Отец пришёл навеселе. И повод был. Молча, под гордым взглядом матери, он бережно достал из коробочки отливающую холодным серебром медаль «3а боевые заслуги».
Это был для нашей семьи праздник полного выдоха, освобождающий от вечного ожидания беды. День Победы, наконец, пришёл и в наш дом.

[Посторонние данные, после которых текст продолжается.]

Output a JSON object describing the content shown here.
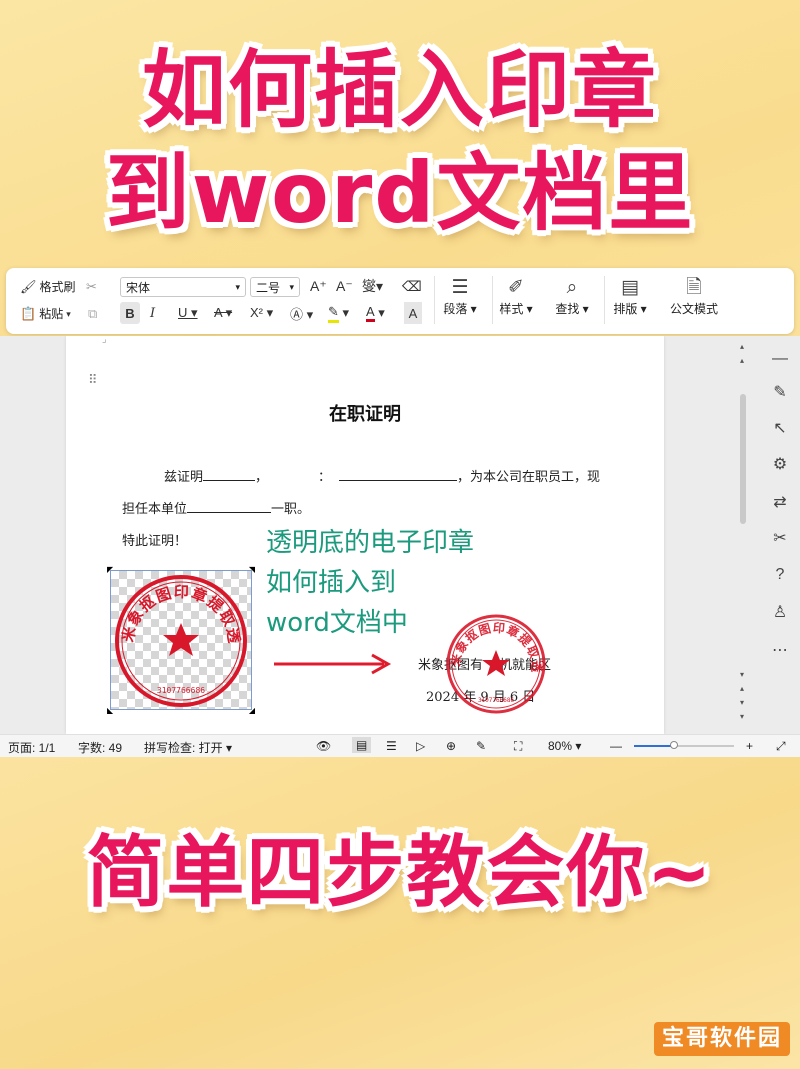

Почти не помню этого последнего лета свободы. Как на вокзале в ожидании поезда. Тягомотина. Лиля уезжала поступать в медицинский, пригласила на проводы. Я почему-то не пошёл. После этого наши отношения вышли из категории романтичных и, будто споткнувшись, пошли на спад. Сошли на нет. Прекратились. Она уехала без объяснений, а я собрался в наш «Новгород» – город Горький.
Я словно видел перед собой дверь, которая медленно закрывалась, предлагая мне на выбор: выйти или остаться…
Решил выйти.
Я уходил из родного дома, не обернувшись, не усомнившись ни на миг. Не предполагая, что смогу вернуться в него только через десять лет.
Именно сюда, в родительский дом, я привёз из Карелии свою молодую жену. Тут народился наш замечательный сын.
На родном пепелище, как на исповеди, дописываю я сейчас эти строки.
Только здесь моя душа обретёт свой покой.
Я с волнением дочитывал последние строчки пожелтевших страниц рукописи отца.
Это даже мало похоже на текст…
Я будто бы долго всматривался в помутневшее от времени зеркало. Оказывается, у нас так много общего, что становится не по себе!
Отец свою жизнь считал яркой. Не знаю…
Расцветку с таким незатейливым легкомысленным рисунком у них в деревне принято называть «баской».
Отец с мамой такие разные, но вместе они – это я.
Как две шестерни в волшебных часиках.
Хочется понять, как этот слаженный гармоничный механизм был устроен. Жаль, что подобное желание возникает, когда потеря необратима. И вот уже каждая буква, сохранившая биение их сердец, на счёт!